The two martyred lawyers “Traian”

This is the place to unveil a unique episode in the history of Romanian prisons, among which those of the Antonescu era and, before that, those of the Carlist dictatorship take pride of place. It is true, however, that the prisons were more ‘humane’ in every respect. The case of the two veterans, Traian Marian[1] – a lawyer – and Traian Trifan – a doctor[2] from Brașov, who were taken over by the communist dictatorship in 1944 as the criminal legacy of the old Antonescu police, remains a reminder of Christian patriotism here on the Lower Danube.

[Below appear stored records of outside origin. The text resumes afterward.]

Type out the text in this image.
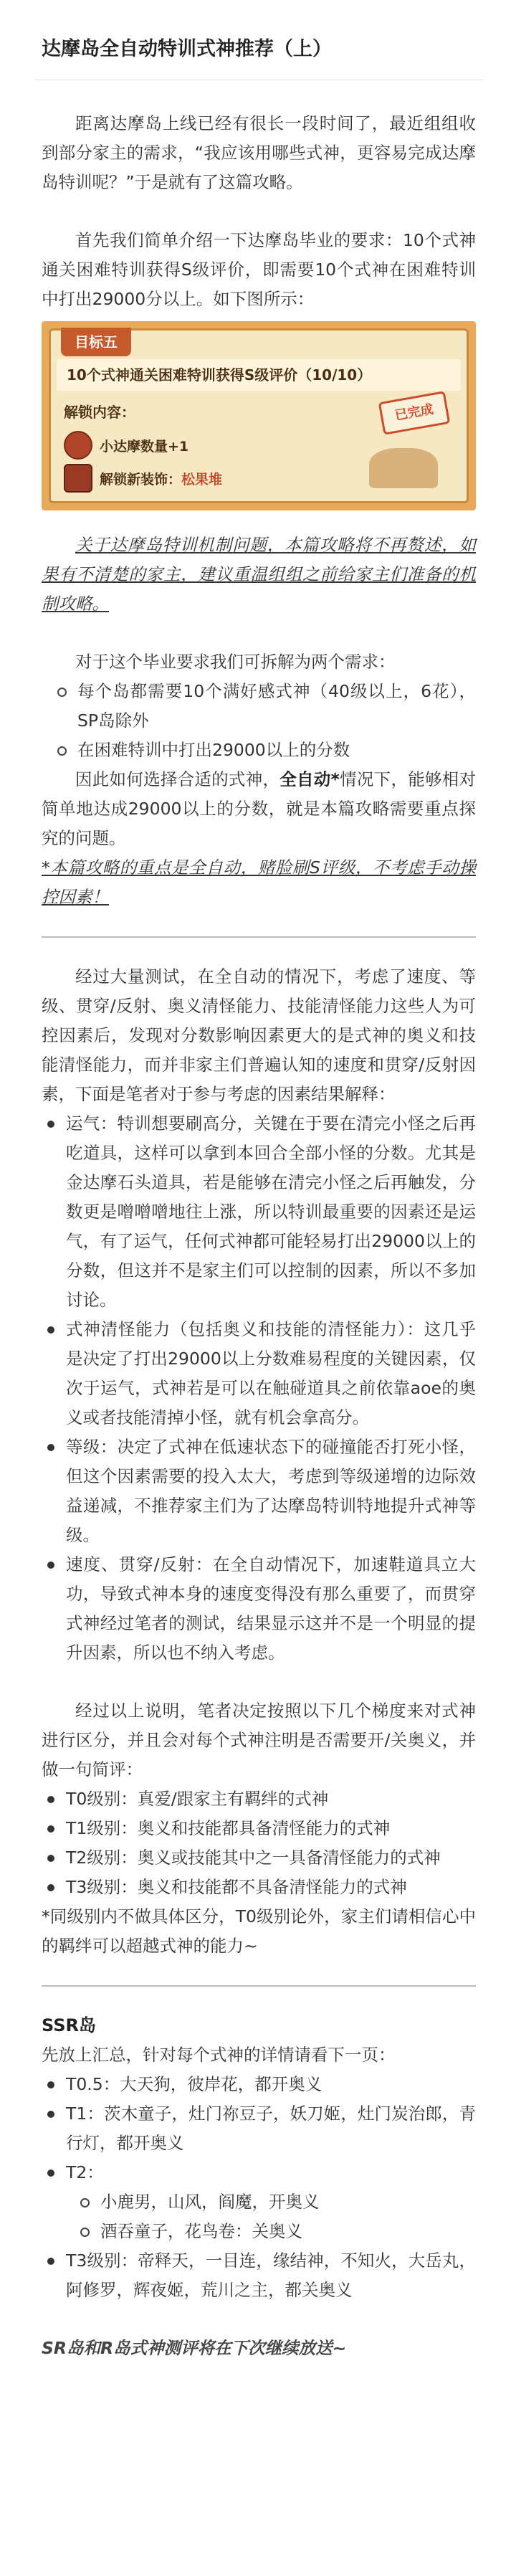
达摩岛全自动特训式神推荐（上）

距离达摩岛上线已经有很长一段时间了，最近组组收到部分家主的需求，“我应该用哪些式神，更容易完成达摩岛特训呢？”于是就有了这篇攻略。

首先我们简单介绍一下达摩岛毕业的要求：10个式神通关困难特训获得S级评价，即需要10个式神在困难特训中打出29000分以上。如下图所示：

目标五
10个式神通关困难特训获得S级评价（10/10）
解锁内容：
小达摩数量+1
解锁新装饰： 松果堆
已完成

关于达摩岛特训机制问题，本篇攻略将不再赘述，如果有不清楚的家主，建议重温组组之前给家主们准备的机制攻略。

对于这个毕业要求我们可拆解为两个需求：

每个岛都需要10个满好感式神（40级以上，6花），SP岛除外
在困难特训中打出29000以上的分数

因此如何选择合适的式神，全自动*情况下，能够相对简单地达成29000以上的分数，就是本篇攻略需要重点探究的问题。

*本篇攻略的重点是全自动，赌脸刷S评级，不考虑手动操控因素！

经过大量测试，在全自动的情况下，考虑了速度、等级、贯穿/反射、奥义清怪能力、技能清怪能力这些人为可控因素后，发现对分数影响因素更大的是式神的奥义和技能清怪能力，而并非家主们普遍认知的速度和贯穿/反射因素，下面是笔者对于参与考虑的因素结果解释：

运气：特训想要刷高分，关键在于要在清完小怪之后再吃道具，这样可以拿到本回合全部小怪的分数。尤其是金达摩石头道具，若是能够在清完小怪之后再触发，分数更是噌噌噌地往上涨，所以特训最重要的因素还是运气，有了运气，任何式神都可能轻易打出29000以上的分数，但这并不是家主们可以控制的因素，所以不多加讨论。
式神清怪能力（包括奥义和技能的清怪能力）：这几乎是决定了打出29000以上分数难易程度的关键因素，仅次于运气，式神若是可以在触碰道具之前依靠aoe的奥义或者技能清掉小怪，就有机会拿高分。
等级：决定了式神在低速状态下的碰撞能否打死小怪，但这个因素需要的投入太大，考虑到等级递增的边际效益递减，不推荐家主们为了达摩岛特训特地提升式神等级。
速度、贯穿/反射：在全自动情况下，加速鞋道具立大功，导致式神本身的速度变得没有那么重要了，而贯穿式神经过笔者的测试，结果显示这并不是一个明显的提升因素，所以也不纳入考虑。

经过以上说明，笔者决定按照以下几个梯度来对式神进行区分，并且会对每个式神注明是否需要开/关奥义，并做一句简评：

T0级别：真爱/跟家主有羁绊的式神
T1级别：奥义和技能都具备清怪能力的式神
T2级别：奥义或技能其中之一具备清怪能力的式神
T3级别：奥义和技能都不具备清怪能力的式神

*同级别内不做具体区分，T0级别论外，家主们请相信心中的羁绊可以超越式神的能力~

SSR岛

先放上汇总，针对每个式神的详情请看下一页：

T0.5：大天狗，彼岸花，都开奥义
T1：茨木童子，灶门祢豆子，妖刀姬，灶门炭治郎，青行灯，都开奥义
T2：
小鹿男，山风，阎魔，开奥义
酒吞童子，花鸟卷：关奥义
T3级别：帝释天，一目连，缘结神，不知火，大岳丸，阿修罗，辉夜姬，荒川之主，都关奥义

SR岛和R岛式神测评将在下次继续放送~
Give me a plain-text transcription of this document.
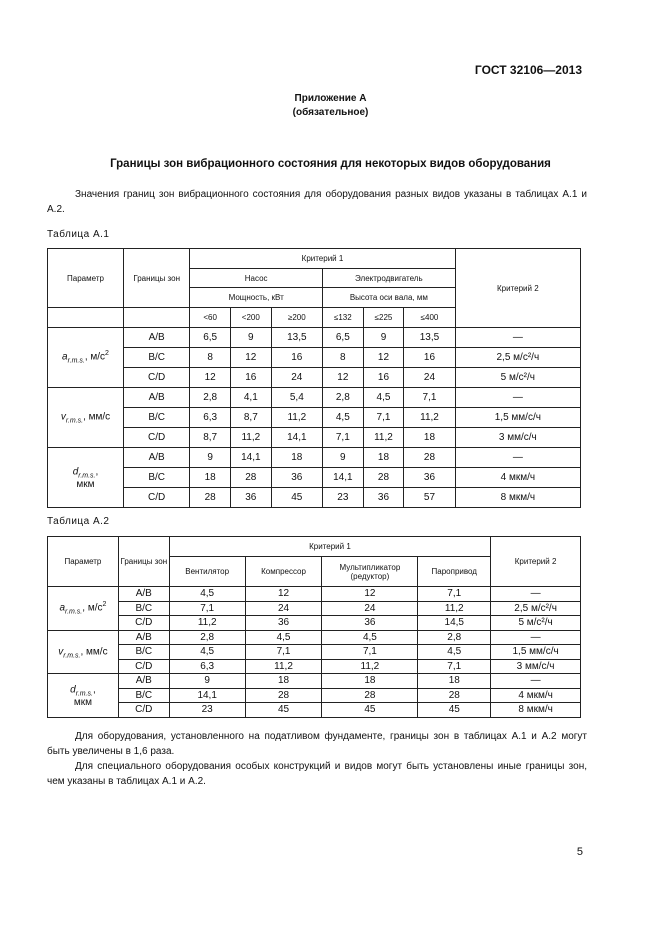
ГОСТ 32106—2013
Приложение А
(обязательное)
Границы зон вибрационного состояния для некоторых видов оборудования
Значения границ зон вибрационного состояния для оборудования разных видов указаны в таблицах А.1 и А.2.
Таблица А.1
Параметр	Границы зон	Критерий 1						Критерий 2
		Насос			Электродвигатель			
		Мощность, кВт			Высота оси вала, мм			
		<60	<200	≥200	≤132	≤225	≤400	
$a_{r.m.s.}$, $м/с^2$	A/B	6,5	9	13,5	6,5	9	13,5	—
	B/C	8	12	16	8	12	16	2,5 м/с²/ч
	C/D	12	16	24	12	16	24	5 м/с²/ч
$v_{r.m.s.}$, мм/с	A/B	2,8	4,1	5,4	2,8	4,5	7,1	—
	B/C	6,3	8,7	11,2	4,5	7,1	11,2	1,5 мм/с/ч
	C/D	8,7	11,2	14,1	7,1	11,2	18	3 мм/с/ч
$d_{r.m.s.}$,
мкм	A/B	9	14,1	18	9	18	28	—
	B/C	18	28	36	14,1	28	36	4 мкм/ч
	C/D	28	36	45	23	36	57	8 мкм/ч
Таблица А.2
Параметр	Границы зон	Критерий 1				Критерий 2
		Вентилятор	Компрессор	Мультипликатор (редуктор)	Паропривод	
$a_{r.m.s.}$, $м/с^2$	A/B	4,5	12	12	7,1	—
	B/C	7,1	24	24	11,2	2,5 м/с²/ч
	C/D	11,2	36	36	14,5	5 м/с²/ч
$v_{r.m.s.}$, мм/с	A/B	2,8	4,5	4,5	2,8	—
	B/C	4,5	7,1	7,1	4,5	1,5 мм/с/ч
	C/D	6,3	11,2	11,2	7,1	3 мм/с/ч
$d_{r.m.s.}$,
мкм	A/B	9	18	18	18	—
	B/C	14,1	28	28	28	4 мкм/ч
	C/D	23	45	45	45	8 мкм/ч
Для оборудования, установленного на податливом фундаменте, границы зон в таблицах А.1 и А.2 могут быть увеличены в 1,6 раза.
Для специального оборудования особых конструкций и видов могут быть установлены иные границы зон, чем указаны в таблицах А.1 и А.2.
5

Between 1962 and 1964, Dej brought a spirit of liberalisation to Romanian prisons, when many “politicians” were released. The two martyrs behind bars – forgotten in Aiud cells since 1941 – had already served 20-22 years. And they were told that they were free. For them, however, freedom no longer had a human, historical, immanent meaning… but had become a glimpse of an eternity they had won and could no longer give up. Outwardly, they were only toothless, earless ghosts, completely depilated, frozen, frighteningly ascetic, like all those who had suffered only in this illusory and transient world. They were more like ghosts detached from the contingent, like flags torn in wars; they were the work of imprisonment in the zarca of Aiud, on empty straw, in cells with broken glass, in the bitter frost of Faur. To the astonishment of the prison administration, they refused to be released from the dungeon. Their contact with Earth and the world had long since been severed. In fact, they had already been set free and entered the holy and eternal freedom. They declared themselves, with serenity and determination, convinced anti-communists and active to the death, adding that they would continue to pray, as they had been doing for two decades, for the planetary defeat of the Red Mafia – which had sickened Romanian society and tried to take it away from the Son of God, who had also died for the Romanians. They asked for icons, for oil for vigil lamps, for the Bible as a map of the future, and with great joy they preferred to die where the One above had sent them to do a hermit’s work.

(Vasile Scutăreanu – Through the Wallachian Gulag, Majadahonda Publishing House, Bucharest, 1995, p. 14)

1. In the original book, the memoirist confuses the name of Traian Marian with that of his father “Ion Marian”.

2. Traian Trifan was not a doctor but a lawyer, but with a doctorate in law(!), hence the memoirist’s confusion “doctor = medic”.